Hetmann, Frederik: Zeitenwende


  • Autor: Frederik Hetmann
    Titel: Zeitenwende
    Originaltitel: Zeitenwende
    Verlag: Bastei
    Erschienen: 2008
    ISBN-10: 3404922808
    ISBN-13: 978-3404922802
    Seiten: 288
    Einband: Taschenbuch


    Zitat von amazon.de

    Frederik Hetmann, der Autor von "Trauklänge", bezaubert seine Leser abermals mit einer märchenhaften Geschichte. Der Museumsdirektor Thomas Hauser versucht, die Ermordung seiner Geliebten Juana Milagro aufzuklären und wird dabei in den Strudel wundersamer Begebenheiten gezogen. Im Mittelpunkt steht das Geheimnis einer Maya-Ausgrabung. Hauser will das Rätsel lösen, doch er wird zum Spielball der Ereignisse. Er muss sich auf eine phantastische Reise begeben, wie sie noch nie ein Mensch erlebt hat ...


    Meine Meinung:


    Als ich diesen Klappentext gelesen habe, war ich hellauf begeistert und dachte dieses Buch wäre das richtige für mich, nur leider hat der Klappentext nicht gehalten was er versprochen hat.


    Der Museumsdirektor Hauser lernt Juana Milagro kennen, eine renommierte Wissenschaftlerin im Bereich der Maya Kulturen.

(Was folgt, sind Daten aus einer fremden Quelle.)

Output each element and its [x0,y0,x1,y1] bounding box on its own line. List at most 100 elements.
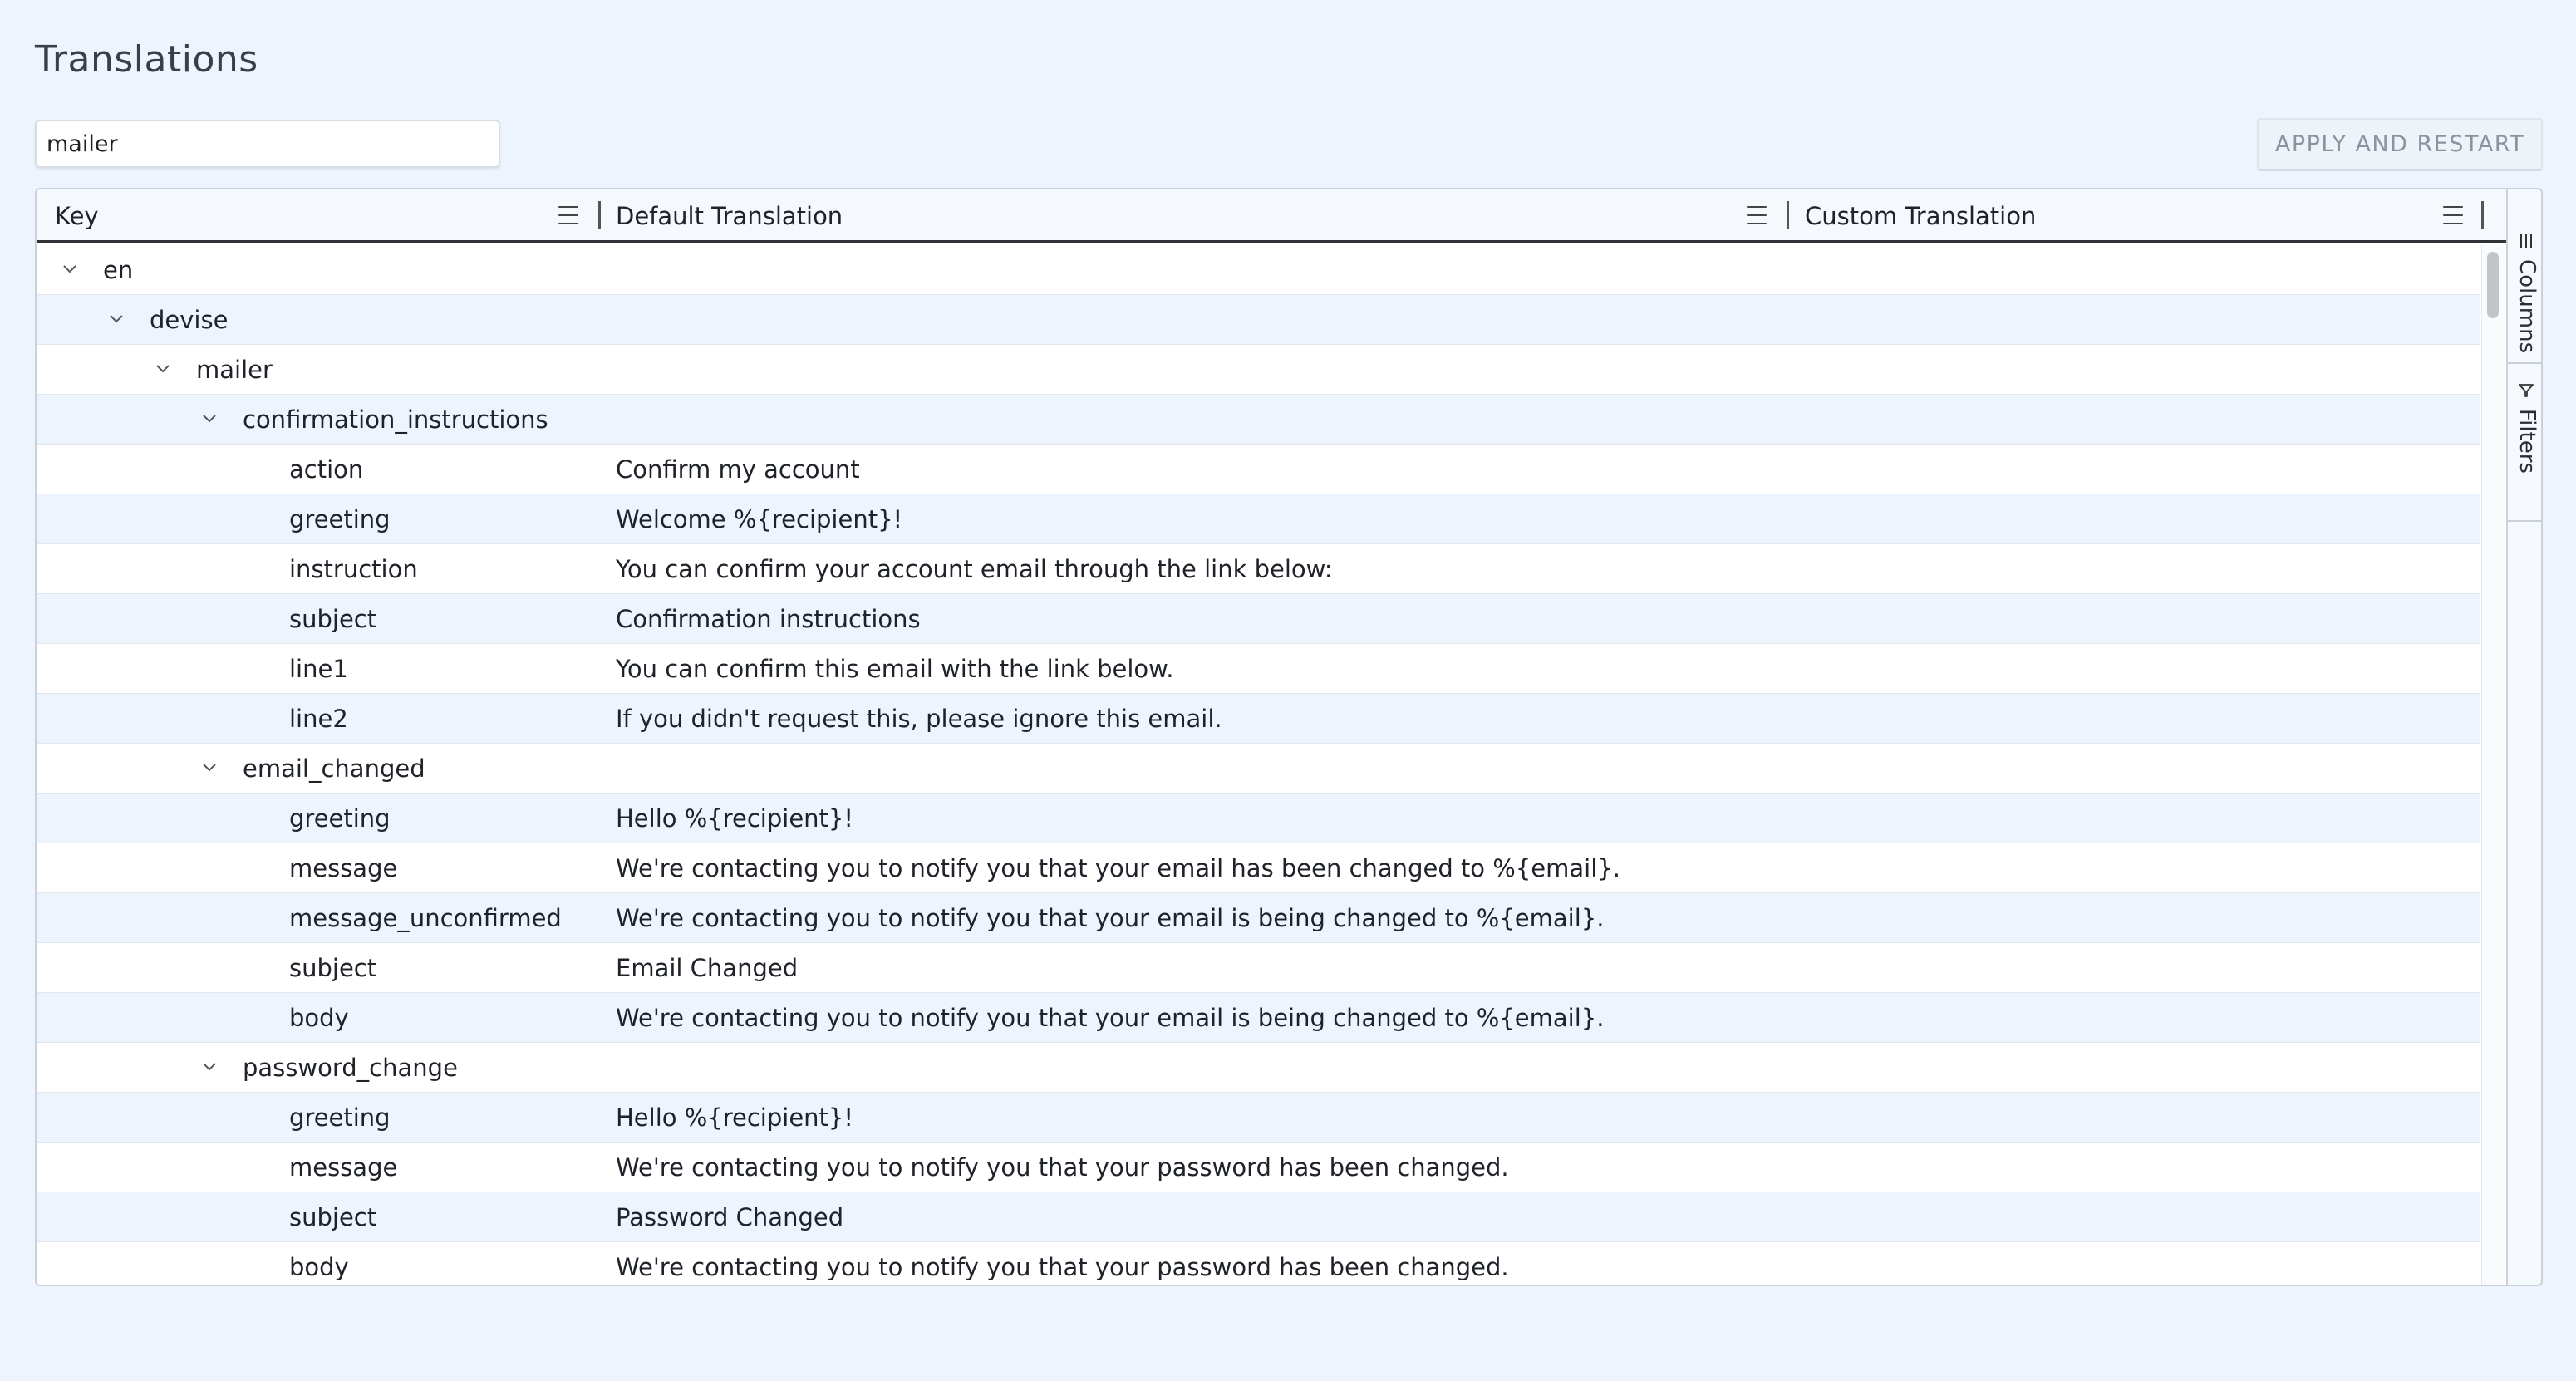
translation-row[interactable]: instruction You can confirm your account … [37,544,2480,594]
row-custom-translation-cell[interactable] [1805,494,2470,544]
translation-row[interactable]: greeting Hello %{recipient}! [37,1093,2480,1143]
row-custom-translation-cell[interactable] [1805,1093,2470,1143]
translation-row[interactable]: body We're contacting you to notify you t… [37,1242,2480,1285]
search-input[interactable] [35,120,500,168]
chevron-down-icon[interactable] [155,363,171,375]
column-resize-handle[interactable] [1787,201,1789,229]
row-custom-translation-cell[interactable] [1805,644,2470,694]
column-resize-handle[interactable] [598,201,601,229]
column-header-label: Custom Translation [1805,202,2037,230]
row-custom-translation-cell[interactable] [1805,843,2470,893]
row-custom-translation-cell[interactable] [1805,694,2470,744]
tree-group-row[interactable]: mailer [37,345,2480,395]
row-custom-translation-cell[interactable] [1805,544,2470,594]
row-custom-translation-cell[interactable] [1805,993,2470,1043]
row-key: line1 [289,655,348,683]
row-default-translation: Hello %{recipient}! [616,804,853,833]
translation-row[interactable]: message We're contacting you to notify yo… [37,843,2480,893]
row-default-translation: Welcome %{recipient}! [616,505,903,533]
column-header-custom-translation[interactable]: Custom Translation [1805,189,2387,243]
translation-row[interactable]: subject Password Changed [37,1192,2480,1242]
row-custom-translation-cell[interactable] [1805,1143,2470,1192]
translation-row[interactable]: message We're contacting you to notify yo… [37,1143,2480,1192]
row-key: message [289,854,398,882]
row-key: subject [289,954,377,982]
filter-icon [2519,384,2534,397]
row-key: confirmation_instructions [243,405,548,434]
row-default-translation: Password Changed [616,1203,844,1231]
tree-group-row[interactable]: confirmation_instructions [37,395,2480,445]
row-custom-translation-cell[interactable] [1805,943,2470,993]
row-key: en [103,256,134,284]
row-key: message [289,1153,398,1182]
chevron-down-icon[interactable] [61,263,78,275]
row-default-translation: Confirmation instructions [616,605,921,633]
translation-row[interactable]: greeting Hello %{recipient}! [37,794,2480,843]
tree-group-row[interactable]: en [37,245,2480,295]
column-header-default-translation[interactable]: Default Translation [616,189,1696,243]
row-custom-translation-cell[interactable] [1805,445,2470,494]
row-key: password_change [243,1054,458,1082]
scrollbar-thumb[interactable] [2487,252,2499,318]
translation-row[interactable]: action Confirm my account [37,445,2480,494]
row-key: body [289,1004,349,1032]
row-default-translation: We're contacting you to notify you that … [616,1253,1509,1281]
row-default-translation: We're contacting you to notify you that … [616,854,1620,882]
chevron-down-icon[interactable] [201,762,218,774]
column-menu-icon[interactable] [558,206,578,224]
row-custom-translation-cell[interactable] [1805,1192,2470,1242]
translation-row[interactable]: subject Email Changed [37,943,2480,993]
column-header-key[interactable]: Key [55,189,553,243]
row-custom-translation-cell[interactable] [1805,893,2470,943]
filters-tab-label: Filters [2515,409,2539,474]
translations-grid: Key Default Translation Custom Translati… [35,188,2543,1286]
row-default-translation: You can confirm this email with the link… [616,655,1174,683]
filters-tool-panel-tab[interactable]: Filters [2508,364,2541,522]
side-bar: Columns Filters [2506,189,2541,1285]
column-resize-handle[interactable] [2481,201,2484,229]
chevron-down-icon[interactable] [108,313,125,325]
tree-group-row[interactable]: email_changed [37,744,2480,794]
row-key: devise [150,306,229,334]
chevron-down-icon[interactable] [201,413,218,425]
column-header-label: Default Translation [616,202,843,230]
row-default-translation: If you didn't request this, please ignor… [616,705,1222,733]
translation-row[interactable]: body We're contacting you to notify you t… [37,993,2480,1043]
grid-main: Key Default Translation Custom Translati… [37,189,2506,1285]
row-key: mailer [196,356,273,384]
column-header-label: Key [55,202,99,230]
row-default-translation: Confirm my account [616,455,860,484]
columns-tab-label: Columns [2515,259,2539,354]
chevron-down-icon[interactable] [201,1061,218,1073]
translation-row[interactable]: greeting Welcome %{recipient}! [37,494,2480,544]
row-custom-translation-cell[interactable] [1805,594,2470,644]
row-custom-translation-cell[interactable] [1805,794,2470,843]
row-default-translation: We're contacting you to notify you that … [616,1004,1605,1032]
translation-row[interactable]: line1 You can confirm this email with the… [37,644,2480,694]
row-key: message_unconfirmed [289,904,562,932]
translation-row[interactable]: message_unconfirmed We're contacting you … [37,893,2480,943]
translation-row[interactable]: subject Confirmation instructions [37,594,2480,644]
columns-tool-panel-tab[interactable]: Columns [2508,189,2541,364]
row-key: greeting [289,1103,391,1132]
apply-and-restart-button[interactable]: APPLY AND RESTART [2257,118,2543,171]
row-custom-translation-cell[interactable] [1805,1242,2470,1285]
columns-icon [2520,234,2532,248]
row-key: greeting [289,505,391,533]
tree-group-row[interactable]: devise [37,295,2480,345]
grid-body: en devise mailer confirmation_instructionsa… [37,245,2480,1285]
vertical-scrollbar[interactable] [2481,245,2505,1285]
column-menu-icon[interactable] [1747,206,1767,224]
row-key: body [289,1253,349,1281]
row-key: greeting [289,804,391,833]
page-title: Translations [35,38,258,81]
row-key: line2 [289,705,348,733]
row-key: email_changed [243,754,425,783]
grid-header: Key Default Translation Custom Translati… [37,189,2506,243]
row-key: subject [289,1203,377,1231]
tree-group-row[interactable]: password_change [37,1043,2480,1093]
row-key: action [289,455,364,484]
row-default-translation: You can confirm your account email throu… [616,555,1333,583]
column-menu-icon[interactable] [2443,206,2463,224]
translation-row[interactable]: line2 If you didn't request this, please … [37,694,2480,744]
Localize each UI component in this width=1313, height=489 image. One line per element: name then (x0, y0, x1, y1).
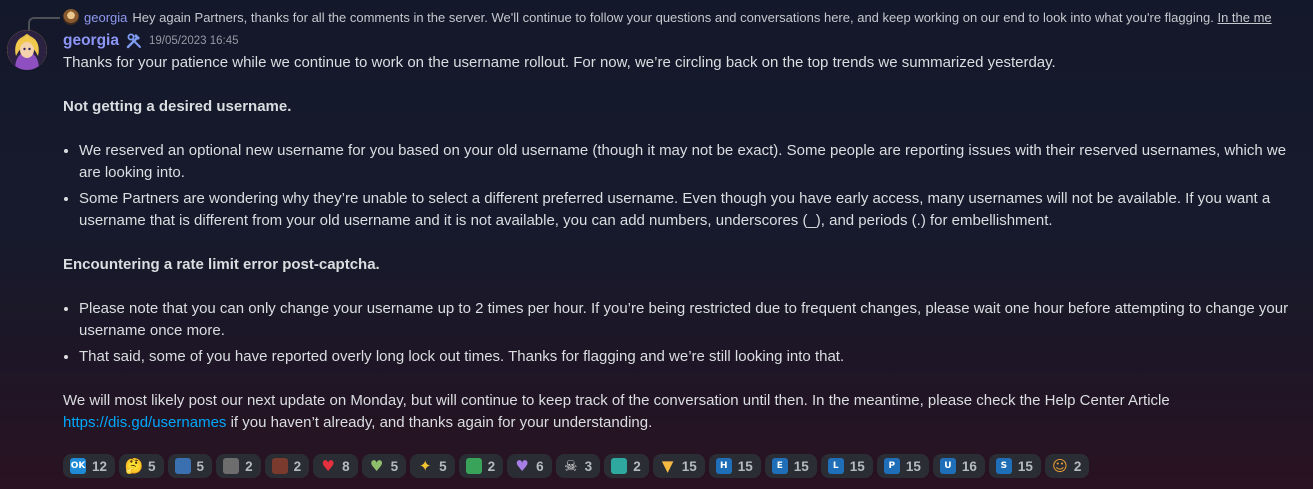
reaction-count: 5 (439, 458, 447, 474)
reaction-button[interactable]: 5 (167, 454, 213, 478)
closing-text: We will most likely post our next update… (63, 392, 1170, 431)
section-heading-rate-limit: Encountering a rate limit error post-cap… (63, 256, 380, 273)
reaction-button[interactable]: 2 (216, 454, 261, 478)
hammer-wrench-icon (126, 33, 141, 49)
intro-text: Thanks for your patience while we contin… (63, 54, 1056, 71)
reaction-count: 2 (633, 458, 641, 474)
reaction-count: 8 (342, 458, 350, 474)
reaction-count: 6 (536, 458, 544, 474)
section-heading-username: Not getting a desired username. (63, 98, 292, 115)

Zuerst sind scheinen sie auf keinen grünen Zweig zu kommen, da sie verschiedene Ansichten haben, aber schlussendlich verlieben sie sich und beginnnen eine stürmische Affäre.


    Bei einem Besuch in Mexico, wird Juana erschossen als sie gerade Exponate für eine Ausstellung in Deutschland verladen will. Voller Schmerz begibt sich Thomas nach Mexico und erfährt, dass Juana dort war um eine Maya Glyphe zu übersetzen.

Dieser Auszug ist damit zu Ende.